The Republican presidential candidate reiterates his desire to eliminate funding for the Public Broadcasting Service if he wins the election in November. He also says that some business regulations are essential. "You can't have a free market work if you don't have regulation," he said.
Romney Likes Big Bird, But Not That Much
Asked how he would cut the rapidly mounting federal deficit in last night presidential debate, Republican nominee Mitt Romney singled out public broadcasting along with Obamacare for the ax, despite a fondness for Big Bird and debate moderator Jim Lehrer who is an analyst and former anchor of the PBS NewsHour.
“I will eliminate all programs by this test…: Is the program is so critical it’s worth borrowing money from China to pay for it. If not, I’ll get rid of it.
“Obamacare is on my list….I’m sorry, Jim. I am going to stop the subsidy to PBS….I like PBS, I like Big Bird. I actually like you too. But I’m not going to keep on spending on things and borrow money from China to pay for it.”
Romney made the same promise last August in an interview in Fortune, lumping PBS in with the National Endowment of the Arts, the National Endowment for the Humanities and Amtrak.
“Some of these things, like those endowment efforts and PBS I very much appreciate and like what they do in many cases, but I just think they have to stand on their own rather than receiving money borrowed from other countries, as our government does on their behalf.”
In a statement to The Washington Post follwing the Fortune article, PBS CEO Paula Kerger called it “extremely disappointing.”
She pointed to a bi-partisan survey that found that 69% oppose cutting PBS.
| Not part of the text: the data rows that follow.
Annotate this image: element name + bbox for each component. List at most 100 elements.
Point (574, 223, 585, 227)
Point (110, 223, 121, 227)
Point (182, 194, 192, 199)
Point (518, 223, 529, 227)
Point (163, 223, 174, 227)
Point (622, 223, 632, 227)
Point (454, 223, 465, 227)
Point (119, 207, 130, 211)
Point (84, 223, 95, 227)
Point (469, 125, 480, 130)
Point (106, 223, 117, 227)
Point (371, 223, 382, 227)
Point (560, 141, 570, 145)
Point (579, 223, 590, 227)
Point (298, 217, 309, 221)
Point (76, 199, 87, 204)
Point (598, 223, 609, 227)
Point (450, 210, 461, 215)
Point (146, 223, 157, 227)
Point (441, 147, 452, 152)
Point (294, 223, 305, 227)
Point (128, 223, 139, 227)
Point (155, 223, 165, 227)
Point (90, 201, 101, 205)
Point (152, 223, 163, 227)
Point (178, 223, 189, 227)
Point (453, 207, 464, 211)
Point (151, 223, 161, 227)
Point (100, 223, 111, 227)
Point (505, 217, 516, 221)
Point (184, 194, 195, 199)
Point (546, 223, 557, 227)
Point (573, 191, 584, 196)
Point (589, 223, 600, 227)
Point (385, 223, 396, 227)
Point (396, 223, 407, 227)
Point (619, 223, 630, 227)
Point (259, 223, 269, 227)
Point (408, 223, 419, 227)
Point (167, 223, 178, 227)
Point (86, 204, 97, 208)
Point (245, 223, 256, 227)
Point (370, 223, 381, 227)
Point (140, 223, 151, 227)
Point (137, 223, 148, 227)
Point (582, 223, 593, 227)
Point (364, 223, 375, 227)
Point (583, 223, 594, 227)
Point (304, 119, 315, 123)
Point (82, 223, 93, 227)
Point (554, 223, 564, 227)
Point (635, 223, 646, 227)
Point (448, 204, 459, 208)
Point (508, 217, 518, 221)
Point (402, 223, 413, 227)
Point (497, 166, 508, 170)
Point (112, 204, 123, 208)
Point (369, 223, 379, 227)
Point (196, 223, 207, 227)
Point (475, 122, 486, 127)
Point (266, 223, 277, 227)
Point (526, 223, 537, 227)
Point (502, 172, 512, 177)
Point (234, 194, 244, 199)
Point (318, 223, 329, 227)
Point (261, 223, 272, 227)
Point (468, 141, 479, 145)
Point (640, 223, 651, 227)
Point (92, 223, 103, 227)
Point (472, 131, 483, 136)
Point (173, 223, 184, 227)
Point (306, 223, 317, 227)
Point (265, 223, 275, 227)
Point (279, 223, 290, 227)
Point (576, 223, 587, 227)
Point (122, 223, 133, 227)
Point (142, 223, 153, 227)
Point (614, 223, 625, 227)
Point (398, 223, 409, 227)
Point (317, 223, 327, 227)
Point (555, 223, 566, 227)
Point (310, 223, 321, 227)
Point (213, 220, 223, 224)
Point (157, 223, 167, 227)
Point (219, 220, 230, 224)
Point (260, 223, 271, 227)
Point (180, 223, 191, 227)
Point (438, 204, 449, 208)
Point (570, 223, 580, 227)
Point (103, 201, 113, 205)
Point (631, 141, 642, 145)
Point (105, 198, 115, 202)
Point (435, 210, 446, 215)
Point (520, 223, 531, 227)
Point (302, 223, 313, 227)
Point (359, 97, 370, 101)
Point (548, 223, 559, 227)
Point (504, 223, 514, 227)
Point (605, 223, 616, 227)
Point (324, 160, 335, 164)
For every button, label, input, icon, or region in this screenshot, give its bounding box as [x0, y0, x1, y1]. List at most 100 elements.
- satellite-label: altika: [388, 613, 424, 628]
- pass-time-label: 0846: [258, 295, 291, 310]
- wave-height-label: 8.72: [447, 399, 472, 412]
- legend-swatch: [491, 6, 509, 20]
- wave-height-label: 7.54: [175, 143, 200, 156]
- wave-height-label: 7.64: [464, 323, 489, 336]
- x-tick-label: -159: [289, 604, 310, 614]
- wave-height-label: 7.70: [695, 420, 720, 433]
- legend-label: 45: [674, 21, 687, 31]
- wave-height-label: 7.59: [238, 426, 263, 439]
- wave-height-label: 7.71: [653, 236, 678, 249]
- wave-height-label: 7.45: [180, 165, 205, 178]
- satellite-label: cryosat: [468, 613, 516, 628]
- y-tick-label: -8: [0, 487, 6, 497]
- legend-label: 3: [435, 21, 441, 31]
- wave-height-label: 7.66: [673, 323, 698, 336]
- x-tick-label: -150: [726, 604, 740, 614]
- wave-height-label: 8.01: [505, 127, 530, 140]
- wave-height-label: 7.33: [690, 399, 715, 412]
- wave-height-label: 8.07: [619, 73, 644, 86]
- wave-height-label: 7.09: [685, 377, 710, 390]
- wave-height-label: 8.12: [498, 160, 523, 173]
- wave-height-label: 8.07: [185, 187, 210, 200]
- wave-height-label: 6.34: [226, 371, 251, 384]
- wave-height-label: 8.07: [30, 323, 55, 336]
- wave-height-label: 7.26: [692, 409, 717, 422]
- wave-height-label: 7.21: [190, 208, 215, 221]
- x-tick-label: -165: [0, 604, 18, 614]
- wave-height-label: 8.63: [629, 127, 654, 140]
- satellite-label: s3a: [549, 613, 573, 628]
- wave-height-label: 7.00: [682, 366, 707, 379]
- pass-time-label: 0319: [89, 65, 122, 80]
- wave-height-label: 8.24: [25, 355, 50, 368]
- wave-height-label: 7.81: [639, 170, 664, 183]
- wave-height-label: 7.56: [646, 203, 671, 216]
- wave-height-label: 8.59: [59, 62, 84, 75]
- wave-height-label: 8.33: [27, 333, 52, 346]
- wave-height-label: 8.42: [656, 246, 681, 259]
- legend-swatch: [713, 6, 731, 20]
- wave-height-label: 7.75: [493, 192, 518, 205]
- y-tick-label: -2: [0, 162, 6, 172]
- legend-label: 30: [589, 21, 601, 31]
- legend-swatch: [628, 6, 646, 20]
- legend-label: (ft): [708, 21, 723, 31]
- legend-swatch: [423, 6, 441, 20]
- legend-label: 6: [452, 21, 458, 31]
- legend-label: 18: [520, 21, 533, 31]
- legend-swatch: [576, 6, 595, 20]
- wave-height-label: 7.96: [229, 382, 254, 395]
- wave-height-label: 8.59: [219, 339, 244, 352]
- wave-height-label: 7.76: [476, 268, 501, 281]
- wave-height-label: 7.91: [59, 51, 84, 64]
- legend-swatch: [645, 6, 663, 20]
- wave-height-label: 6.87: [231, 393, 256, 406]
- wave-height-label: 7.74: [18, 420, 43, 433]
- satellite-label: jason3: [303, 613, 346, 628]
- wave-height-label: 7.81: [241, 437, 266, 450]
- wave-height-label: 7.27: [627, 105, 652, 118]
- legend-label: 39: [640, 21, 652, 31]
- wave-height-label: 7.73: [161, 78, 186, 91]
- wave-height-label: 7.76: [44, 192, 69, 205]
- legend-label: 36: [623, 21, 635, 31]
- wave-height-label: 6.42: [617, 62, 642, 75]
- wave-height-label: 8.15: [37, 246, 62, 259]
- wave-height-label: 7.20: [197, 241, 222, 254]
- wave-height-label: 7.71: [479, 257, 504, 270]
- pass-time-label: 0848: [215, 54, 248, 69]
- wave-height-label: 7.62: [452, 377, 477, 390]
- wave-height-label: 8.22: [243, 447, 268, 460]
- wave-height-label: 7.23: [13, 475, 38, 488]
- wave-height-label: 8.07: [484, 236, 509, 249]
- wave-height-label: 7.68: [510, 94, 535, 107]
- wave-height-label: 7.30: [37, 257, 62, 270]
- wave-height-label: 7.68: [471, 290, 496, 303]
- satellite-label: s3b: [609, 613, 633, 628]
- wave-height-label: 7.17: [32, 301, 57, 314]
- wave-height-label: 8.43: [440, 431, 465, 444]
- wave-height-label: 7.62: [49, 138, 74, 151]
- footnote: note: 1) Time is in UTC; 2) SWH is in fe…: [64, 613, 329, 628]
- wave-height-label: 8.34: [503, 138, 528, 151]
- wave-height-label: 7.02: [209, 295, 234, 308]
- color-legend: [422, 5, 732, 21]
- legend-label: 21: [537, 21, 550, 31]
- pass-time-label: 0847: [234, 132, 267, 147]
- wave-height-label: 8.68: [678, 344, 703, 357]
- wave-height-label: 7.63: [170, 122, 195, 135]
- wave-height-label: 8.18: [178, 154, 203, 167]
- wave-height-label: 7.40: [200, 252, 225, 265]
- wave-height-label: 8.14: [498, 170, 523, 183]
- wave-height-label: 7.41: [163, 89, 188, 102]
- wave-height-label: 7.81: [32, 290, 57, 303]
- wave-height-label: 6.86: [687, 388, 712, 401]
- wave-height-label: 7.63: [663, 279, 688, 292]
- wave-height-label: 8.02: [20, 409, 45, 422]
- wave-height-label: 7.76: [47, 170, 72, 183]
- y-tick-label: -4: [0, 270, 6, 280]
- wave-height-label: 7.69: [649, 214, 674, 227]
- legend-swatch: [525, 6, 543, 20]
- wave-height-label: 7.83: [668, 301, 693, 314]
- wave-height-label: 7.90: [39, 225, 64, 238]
“We understand that these are challenging times,” Kerger said. “However, public broadcasting has already sustained a 13% cut in its federal funds over the past two years. More severe cuts would be crippling.”
During the hour-and-a-half-debate, Romney presented himself as a moderate, at one point asserting that business regulations were “essential.”
“You can’t have a free market work if you don’t have regulation. As a business person…I needed to know the regulations. I needed them there. You couldn’t have people opening up banks in their…garage and making loans. I mean, you have to have regulations so that you can have an economy work. Every free economy has good regulation.”
But he also said that sometimes regulations can be “excessive” and produce unintended consequences. He offered no example of excessive regulation, but he said an example of unintended consequences is buried in the Dodd-Frank reform legislation spawned by the financial crisis of 2007 and 2008.
Among other things, he said, “it designates a number of banks as too big to fail, and they’re effectively guaranteed by the federal government.
“This is the biggest kiss that’s been given to …New York banks I’ve ever seen. This is an enormous boon for them.”